Died. Gustave Frohman, 75, oldtime theatrical producer, tour manager for William Gillette, Margaret Anglin, Maude Adams, John Drew, onetime office boy of Horace Greeley, brother of Producer Daniel Frohman; after a four-week illness; at his home in Manhattan.

Died. John George Milburn, 78, Manhattan lawyer, counsel for the New York Stock Exchange, onetime defender of trusts (old Standard Oil, Union Pacific R.R.), president of Buffalo’s Pan-American Exposition (1901), father of famed Poloist Devereux Milburn; three weeks after the death of his wife, Mary Stocking Milburn; in London.

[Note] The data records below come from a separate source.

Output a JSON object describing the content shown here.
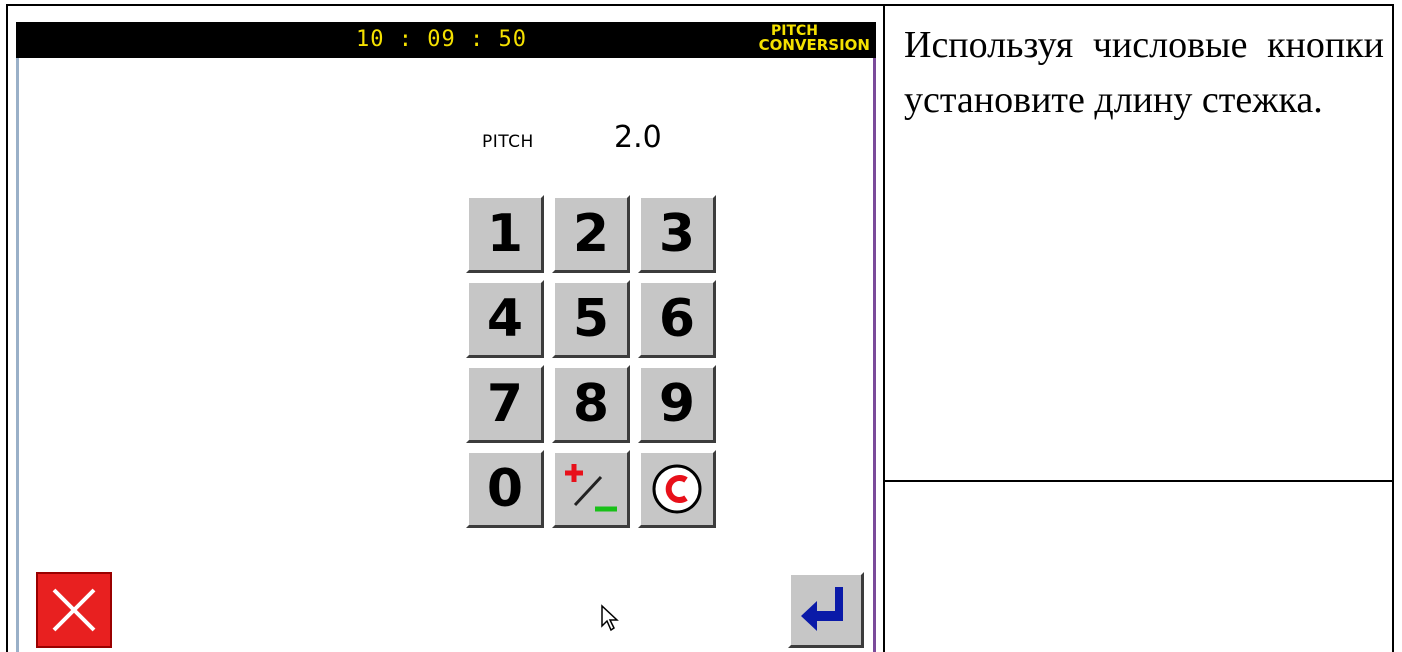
{
  "panel": {
    "clock": "10 : 09 : 50",
    "mode_line1": "PITCH",
    "mode_line2": "CONVERSION",
    "pitch_label": "PITCH",
    "pitch_value": "2.0",
    "keypad": [
      "1",
      "2",
      "3",
      "4",
      "5",
      "6",
      "7",
      "8",
      "9",
      "0"
    ],
    "colors": {
      "titlebar": "#000000",
      "title_text": "#f5e100",
      "cancel": "#e82020",
      "enter_arrow": "#0a1aa8"
    }
  },
  "instruction": {
    "text": "Используя числовые кнопки установите длину стежка."
  },
  "icons": [
    "close-icon",
    "enter-icon",
    "plus-minus-icon",
    "clear-icon",
    "mouse-cursor-icon"
  ]
}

When President McKinley was shot by Assassin Leon Czolgosz in Buffalo on Sept. 6, 1901, it was to the Milburn home that he was carried, there that he died one week later.

Died. Patrick A. (“Paddy”) Roche, oldtime fight promoter, proprietor of the famed Red Carpet Saloon (first Manhattan cafe to have a carpet), referee of the bout in 1889 when John L. Sullivan defeated Jake Kilrain after 75 bare-knuckle rounds at Richburg, Miss.; of heart disease; at the Hotel Breslin, Manhattan.

Died. Mrs. Flavia Camp Canfield, 86, widow of the late James Hulme Canfield (onetime president of Ohio State University), mother of Novelist Dorothy Canfield Fisher (The Bent Twig, The Brimming Cup, Her Son’s Wife); at her country home near Arlington, Vt.

Died. Edward Bushrod Stahlman. 86, oldtime German-born southern newspaper man, owner & editor since 1895 of the Nashville Banner, onetime vice president of Louisville & Nashville R. R.; after long illness; at Nashville.